8. In the case of Vinod Gurudas Raikar v. National Insurance Co. Ltd. 1991 ACJ 1060 (SC), the Apex Court after considering the provisions of Section 16(1)3) of the Motor Vehicles Act has observed as follows:

If in a given case the accident had taken place more than a year before the new Act coming in force and the claimant had actually filed his petition while the old Act was in force, but after a period of one year, the position could be different. Having actually initiated the proceeding when the old Act covered the field, the claimant could say that his right which had accrued on filing of the petition could not be taken away.

9. In the instant case as I have discussed above, the accident took place when the old Act was in operation. The claim case was filed on 2.3.1989 which was admitted on 22.6.1989. In such view of the matter, the right of the claimant to claim compensation was not affected at all by the substitution of one Act by another. In my opinion, the learned court below has committed not only error of record by not considering the relevant dates but also a grave error of law by not giving proper interpretation to the aforesaid decision of the Supreme Court.

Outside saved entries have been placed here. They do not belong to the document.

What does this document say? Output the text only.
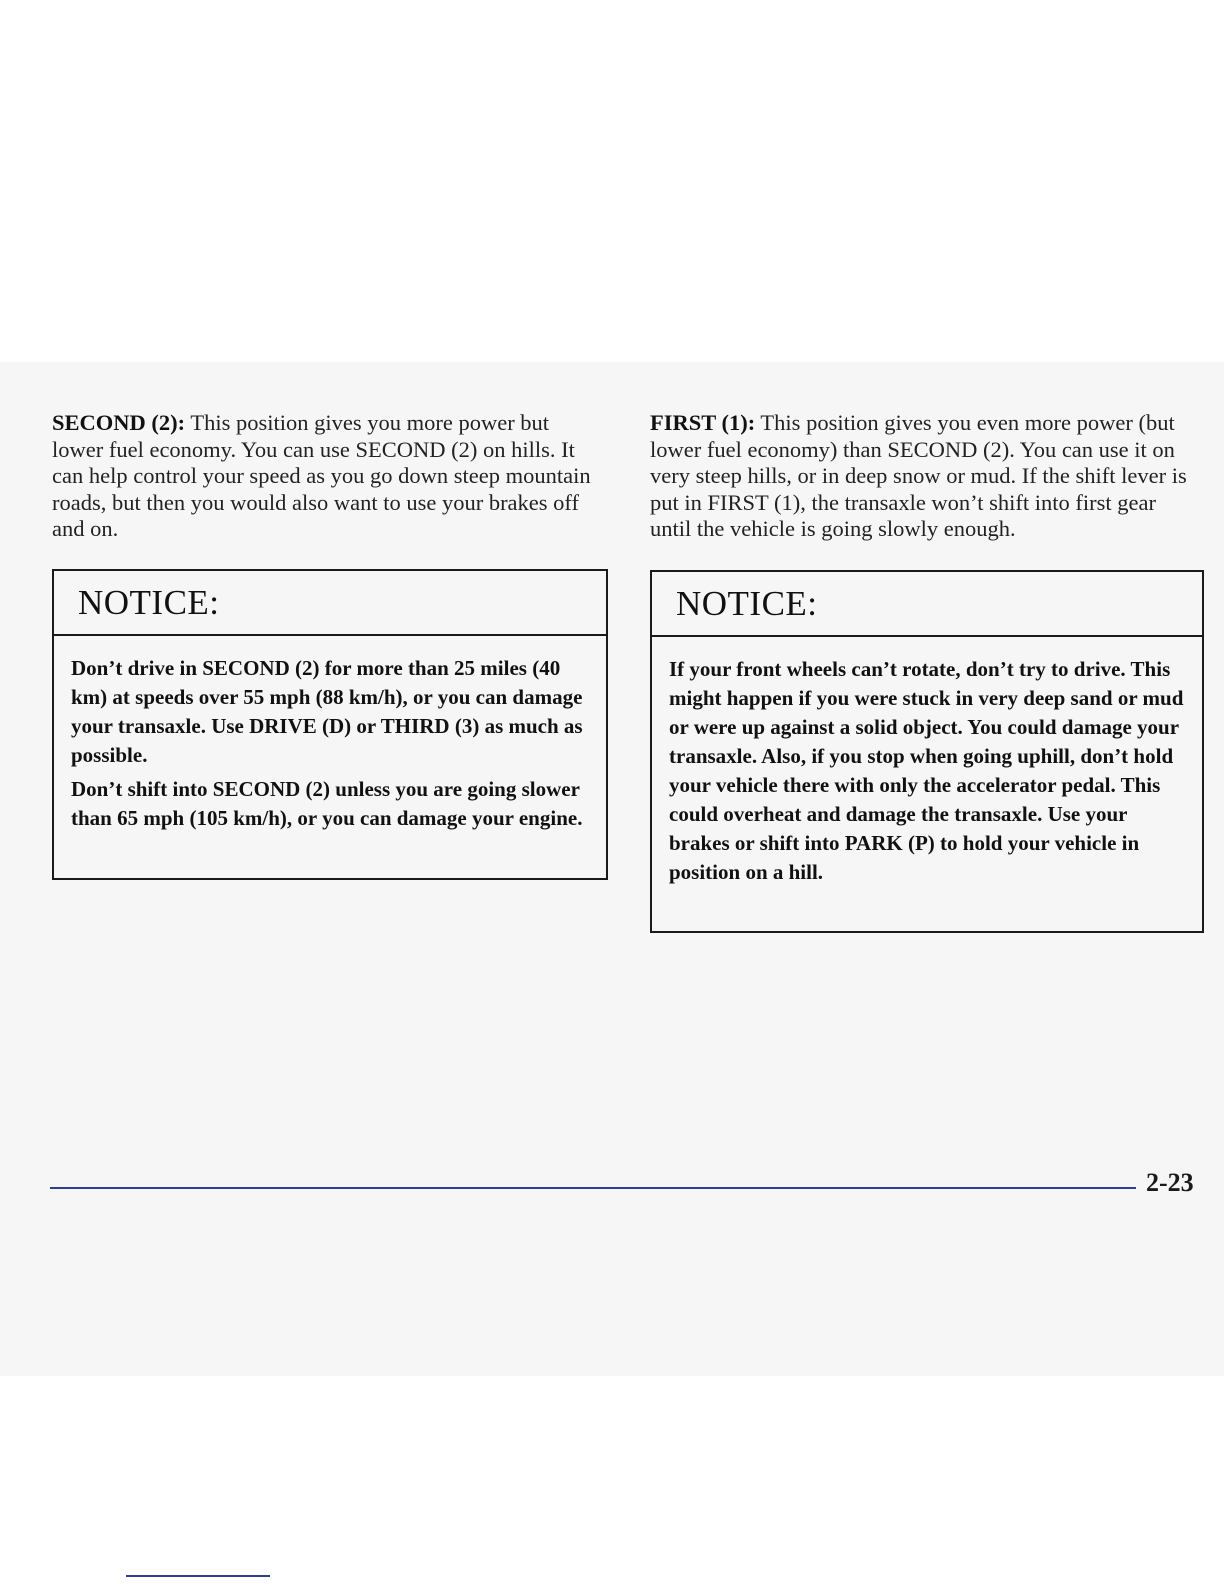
SECOND (2): This position gives you more power but lower fuel economy. You can use SECOND (2) on hills. It can help control your speed as you go down steep mountain roads, but then you would also want to use your brakes off and on.

FIRST (1): This position gives you even more power (but lower fuel economy) than SECOND (2). You can use it on very steep hills, or in deep snow or mud. If the shift lever is put in FIRST (1), the transaxle won’t shift into first gear until the vehicle is going slowly enough.

NOTICE:

Don’t drive in SECOND (2) for more than 25 miles (40 km) at speeds over 55 mph (88 km/h), or you can damage your transaxle. Use DRIVE (D) or THIRD (3) as much as possible.

Don’t shift into SECOND (2) unless you are going slower than 65 mph (105 km/h), or you can damage your engine.

NOTICE:

If your front wheels can’t rotate, don’t try to drive. This might happen if you were stuck in very deep sand or mud or were up against a solid object. You could damage your transaxle. Also, if you stop when going uphill, don’t hold your vehicle there with only the accelerator pedal. This could overheat and damage the transaxle. Use your brakes or shift into PARK (P) to hold your vehicle in position on a hill.

2-23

10. It would not be out of place to refer another observation of the Supreme Court in considering the question of limitation. In the case of Collector, Land Acquisition v. Katiji AIR 1987 SC 1353, their Lordships have observed as follows:

A stronger warning is to be kept in mind by the courts that judiciary is respected not on account of its power to legalize injustice on technical grounds but because it is capable of removing injustice and is expected to do so as could be possible in each matter. The approach has to be justice-oriented.

11. In the result this appeal is allowed. The order dated 31.5.1994 and the award dated 7.6.1994 are set aside and the matter is remanded to the court below with a direction to restore the said case in its original records and after giving full opportunities to the parties, dispose of the matter expeditiously in accordance with law. There will be no order as to costs.